Seite 2: Was für Peter Neururer gesprochen hätte
Aus ein bisschen Scheiße Gold zu machen, ist das Portfolio von Peter Neururer. Oder wie Journalist Ben Redelings immer mal wieder die Worte eines VfL-Bochum-Spielers zitiert: „Der holt dich zu sich und erzählt dir eine halbe Stunde lang, was für ein überragender Fußballer du bist. Stärken ohne Ende hättest du. Wenn das so weiter geht, und er wüsste bei bestem Willen keinen Grund, warum nicht, sei die Nationalmannschaft nur noch eine Frage von Stunden, maximal Tagen. Du gehst von ihm weg und glaubst tatsächlich, dass du einer der ganz Großen bist – im deutschen Fußball ohnehin und eigentlich auch im Weltfußball. In dem Bewusstsein spielst du dann in den kommenden Wochen…“ Ungewiss, ob das beim FC Schalke im Jahr 2020 funktioniert hätte, aber Nabil Bentaleb.

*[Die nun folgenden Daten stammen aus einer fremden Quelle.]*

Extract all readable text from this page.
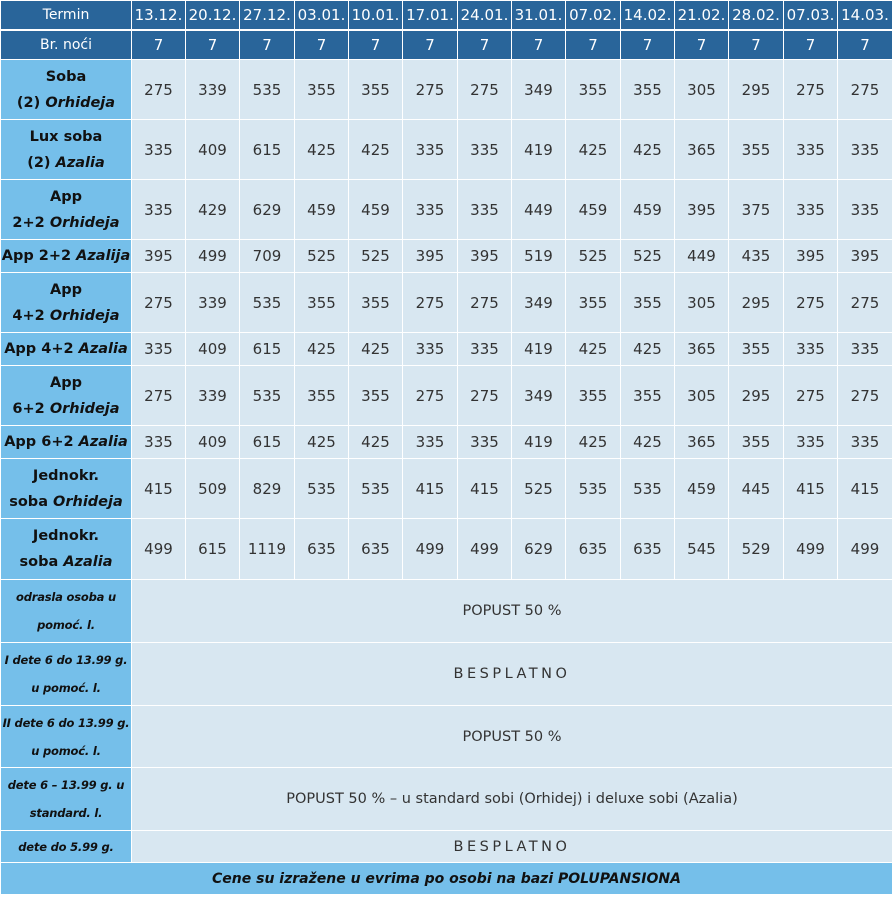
Termin	13.12.	20.12.	27.12.	03.01.	10.01.	17.01.	24.01.	31.01.	07.02.	14.02.	21.02.	28.02.	07.03.	14.03.
Br. noći	7	7	7	7	7	7	7	7	7	7	7	7	7	7

Soba
(2) Orhideja	275	339	535	355	355	275	275	349	355	355	305	295	275	275

Lux soba
(2) Azalia	335	409	615	425	425	335	335	419	425	425	365	355	335	335

App
2+2 Orhideja	335	429	629	459	459	335	335	449	459	459	395	375	335	335

App 2+2 Azalija	395	499	709	525	525	395	395	519	525	525	449	435	395	395

App
4+2 Orhideja	275	339	535	355	355	275	275	349	355	355	305	295	275	275

App 4+2 Azalia	335	409	615	425	425	335	335	419	425	425	365	355	335	335

App
6+2 Orhideja	275	339	535	355	355	275	275	349	355	355	305	295	275	275

App 6+2 Azalia	335	409	615	425	425	335	335	419	425	425	365	355	335	335

Jednokr.
soba Orhideja	415	509	829	535	535	415	415	525	535	535	459	445	415	415

Jednokr.
soba Azalia	499	615	1119	635	635	499	499	629	635	635	545	529	499	499

odrasla osoba u
pomoć. l.	POPUST 50 %													

I dete 6 do 13.99 g.
u pomoć. l.	BESPLATNO													

II dete 6 do 13.99 g.
u pomoć. l.	POPUST 50 %													

dete 6 – 13.99 g. u
standard. l.	POPUST 50 % – u standard sobi (Orhidej) i deluxe sobi (Azalia)													

dete do 5.99 g.	BESPLATNO													
Cene su izražene u evrima po osobi na bazi POLUPANSIONA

Dass sich Neururer im fragilen Vereinsgebilde um Sportvorstand Jochen Schneider nicht hätte behaupten können? Der Mann hat unter Martin Kind in Hannover gedient, hat auf Schalke für Günter Eichberg gearbeitet, er hat drei Jahre lang das VDV-Proficamp der arbeitslosen Vertragsfußballer geleitet. Kurzum und kaum zu glauben: Er hat schon schlimmeres gesehen. Dass der Fußballlehrer von 1987 die Methoden des modernen Fußballs nicht mehr beherrscht? Nicht umsonst betonen die Bundesligatrainer von heute die Bedeutung eines guten Trainerteams, 11FREUNDE zeichnet jedes Jahr das beste Trainerteam der Bundesliga aus, unter Neururer könnten Taktik- und Trainingsexperten in Ruhe arbeiten (zum Beispiel: Manuel Baum). Und dass Neururer, Peter der Große, nur für Unruhe gesorgt, unnötig viel Aufmerksamkeit auf sich gelenkt hätte? Nun, nach Anblick der ersten beiden Schalker Spiele ist wohl unbestritten, dass es der Mannschaft nicht schadet, wenn sich die Blicke woanders hin richten.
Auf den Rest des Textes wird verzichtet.